De la fiesta, la pérdida y el juego - Rafael Arce

 

(Leyenda: texto leído en el panel “El Ser de Saer. Cómo lo sagrado viene al lenguaje” el 13 de agosto de 2022, organizado por Fundación Centro Psicoanalítico Argentino).

 

En 1994, Juan José Saer publica su décima novela, La pesquisa. En ese entonces, a los lectores de esta obra pudo haberlos desconcertado. Un lector que no conociera su obra podía disfrutar del policial y tal vez aburrirse de la parte específicamente saeriana del relato, que en apariencia era una historia desvinculada de la trama de enigma. Un lector saeriano, en contraste, se impacientaba con el relato de género y respiraba tranquilo cuando el policial se absorbía en la historia y el universo propios del escritor. La crítica habló de parodia, de deconstrucción, de alegoría, de lectura política, subordinando la trama de enigma a la indecidibilidad característica de esta obra.

En efecto, tomarse el policial en serio y desprenderlo de la trama propiamente saeriana parecería algo ingenuo. No obstante, puede hacerse. En primer lugar, porque la historia policial no necesita de la otra historia para plantear problemas propios de la poética del autor. En segundo, porque la historia misma posee una dimensión que, si se la atiende, rebasa el género.
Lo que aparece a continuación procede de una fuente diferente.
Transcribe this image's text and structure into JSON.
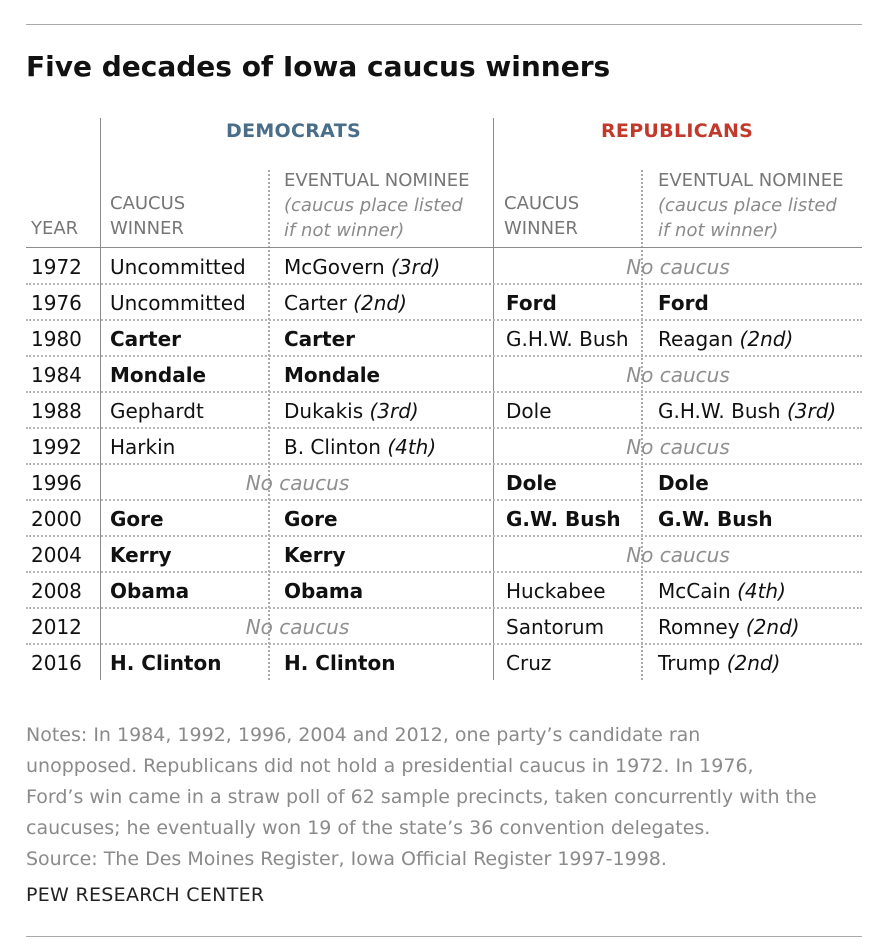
{
  "title": "Five decades of Iowa caucus winners",
  "parties": {
    "dem": "DEMOCRATS",
    "rep": "REPUBLICANS"
  },
  "headers": {
    "year": "YEAR",
    "winner_line1": "CAUCUS",
    "winner_line2": "WINNER",
    "nominee_line1": "EVENTUAL NOMINEE",
    "nominee_sub1": "(caucus place listed",
    "nominee_sub2": "if not winner)"
  },
  "rows": [
    {
      "year": "1972",
      "dw": "Uncommitted",
      "dw_bold": false,
      "dn": "McGovern ",
      "dn_note": "(3rd)",
      "dn_bold": false,
      "d_none": "",
      "rw": "",
      "rw_bold": false,
      "rn": "",
      "rn_note": "",
      "rn_bold": false,
      "r_none": "No caucus"
    },
    {
      "year": "1976",
      "dw": "Uncommitted",
      "dw_bold": false,
      "dn": "Carter ",
      "dn_note": "(2nd)",
      "dn_bold": false,
      "d_none": "",
      "rw": "Ford",
      "rw_bold": true,
      "rn": "Ford",
      "rn_note": "",
      "rn_bold": true,
      "r_none": ""
    },
    {
      "year": "1980",
      "dw": "Carter",
      "dw_bold": true,
      "dn": "Carter",
      "dn_note": "",
      "dn_bold": true,
      "d_none": "",
      "rw": "G.H.W. Bush",
      "rw_bold": false,
      "rn": "Reagan ",
      "rn_note": "(2nd)",
      "rn_bold": false,
      "r_none": ""
    },
    {
      "year": "1984",
      "dw": "Mondale",
      "dw_bold": true,
      "dn": "Mondale",
      "dn_note": "",
      "dn_bold": true,
      "d_none": "",
      "rw": "",
      "rw_bold": false,
      "rn": "",
      "rn_note": "",
      "rn_bold": false,
      "r_none": "No caucus"
    },
    {
      "year": "1988",
      "dw": "Gephardt",
      "dw_bold": false,
      "dn": "Dukakis ",
      "dn_note": "(3rd)",
      "dn_bold": false,
      "d_none": "",
      "rw": "Dole",
      "rw_bold": false,
      "rn": "G.H.W. Bush ",
      "rn_note": "(3rd)",
      "rn_bold": false,
      "r_none": ""
    },
    {
      "year": "1992",
      "dw": "Harkin",
      "dw_bold": false,
      "dn": "B. Clinton ",
      "dn_note": "(4th)",
      "dn_bold": false,
      "d_none": "",
      "rw": "",
      "rw_bold": false,
      "rn": "",
      "rn_note": "",
      "rn_bold": false,
      "r_none": "No caucus"
    },
    {
      "year": "1996",
      "dw": "",
      "dw_bold": false,
      "dn": "",
      "dn_note": "",
      "dn_bold": false,
      "d_none": "No caucus",
      "rw": "Dole",
      "rw_bold": true,
      "rn": "Dole",
      "rn_note": "",
      "rn_bold": true,
      "r_none": ""
    },
    {
      "year": "2000",
      "dw": "Gore",
      "dw_bold": true,
      "dn": "Gore",
      "dn_note": "",
      "dn_bold": true,
      "d_none": "",
      "rw": "G.W. Bush",
      "rw_bold": true,
      "rn": "G.W. Bush",
      "rn_note": "",
      "rn_bold": true,
      "r_none": ""
    },
    {
      "year": "2004",
      "dw": "Kerry",
      "dw_bold": true,
      "dn": "Kerry",
      "dn_note": "",
      "dn_bold": true,
      "d_none": "",
      "rw": "",
      "rw_bold": false,
      "rn": "",
      "rn_note": "",
      "rn_bold": false,
      "r_none": "No caucus"
    },
    {
      "year": "2008",
      "dw": "Obama",
      "dw_bold": true,
      "dn": "Obama",
      "dn_note": "",
      "dn_bold": true,
      "d_none": "",
      "rw": "Huckabee",
      "rw_bold": false,
      "rn": "McCain ",
      "rn_note": "(4th)",
      "rn_bold": false,
      "r_none": ""
    },
    {
      "year": "2012",
      "dw": "",
      "dw_bold": false,
      "dn": "",
      "dn_note": "",
      "dn_bold": false,
      "d_none": "No caucus",
      "rw": "Santorum",
      "rw_bold": false,
      "rn": "Romney ",
      "rn_note": "(2nd)",
      "rn_bold": false,
      "r_none": ""
    },
    {
      "year": "2016",
      "dw": "H. Clinton",
      "dw_bold": true,
      "dn": "H. Clinton",
      "dn_note": "",
      "dn_bold": true,
      "d_none": "",
      "rw": "Cruz",
      "rw_bold": false,
      "rn": "Trump ",
      "rn_note": "(2nd)",
      "rn_bold": false,
      "r_none": ""
    }
  ],
  "notes": [
    "Notes: In 1984, 1992, 1996, 2004 and 2012, one party’s candidate ran",
    "unopposed. Republicans did not hold a presidential caucus in 1972. In 1976,",
    "Ford’s win came in a straw poll of 62 sample precincts, taken concurrently with the",
    "caucuses; he eventually won 19 of the state’s 36 convention delegates."
  ],
  "source": "Source: The Des Moines Register, Iowa Official Register 1997-1998.",
  "brand": "PEW RESEARCH CENTER"
}
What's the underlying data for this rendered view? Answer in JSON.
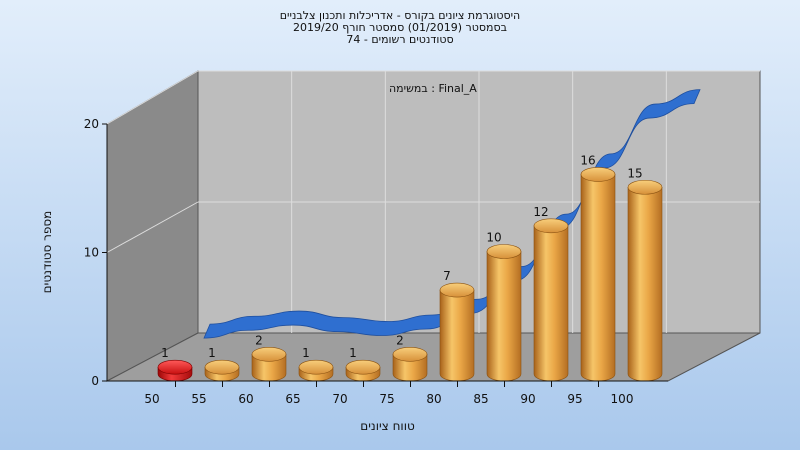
{
  "chart_data": {
    "type": "bar",
    "title_lines": [
      "היסטוגרמת ציונים בקורס - אדריכלות ותכנון צלבניים",
      "בסמסטר  (01/2019)  סמסטר חורף 2019/20",
      "סטודנטים רשומים - 74"
    ],
    "inner_title": "במשימה : Final_A",
    "xlabel": "טווח ציונים",
    "ylabel": "מספר סטודנטים",
    "x_ticks": [
      "50",
      "55",
      "60",
      "65",
      "70",
      "75",
      "80",
      "85",
      "90",
      "95",
      "100"
    ],
    "y_ticks": [
      "0",
      "10",
      "20"
    ],
    "ylim": [
      0,
      20
    ],
    "values": [
      1,
      1,
      2,
      1,
      1,
      2,
      7,
      10,
      12,
      16,
      15
    ],
    "curve": [
      0.6,
      1.2,
      1.6,
      1.1,
      0.8,
      1.3,
      2.5,
      5.0,
      9.0,
      13.6,
      17.4,
      18.5
    ],
    "highlight_index": 0,
    "colors": {
      "bar": "#e8a43c",
      "highlight": "#e01818",
      "curve": "#2f6fd0"
    },
    "grid": true
  }
}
En la historia policial, un serial killer asesina ancianas. Las tortura, las viola y las descuartiza. El sentido de los crímenes seriales puede desentrañarse si se apela a la clave psicoanalítica, que la novela misma ensaya al final. La locura es la explicación razonable cuando no es posible establecer un sentido a una serie de hechos extraordinarios.

Ahora bien, los asesinatos seriales pueden tener otro sentido, tal vez más inquietante. Para ceñirlo, es necesario tomar literalmente lo que, a causa de la voz narrativa del relato, a cargo de uno de los personajes, puede parecer en principio como un modo retórico de decir. En este registro, el asesino es un animal, un demiurgo, un dios, una sombra… El proceso de tortura y descuartizamiento, un ritual. El asesinato, un sacrificio. Los sueños de uno de los posibles culpables convocan una serie de diosas antiguas de la mitología griega. Esas diosas pueden evocar psicoanalíticamente a la Madre pero también pueden implicar una dimensión arcaica que desborda al sujeto individual e incluso humano. No solamente son diosas femeninas, sino también pre-olímpicas: Quimera, Caribdis y Escila, Gorgona. Es decir, diosas que evocan una anterioridad respecto de los dioses masculinos de la Razón y del Imperio. No casualmente la novela empieza con el rapto y la violación de la ninfa Europa a manos de Zeus convertido en toro blanco.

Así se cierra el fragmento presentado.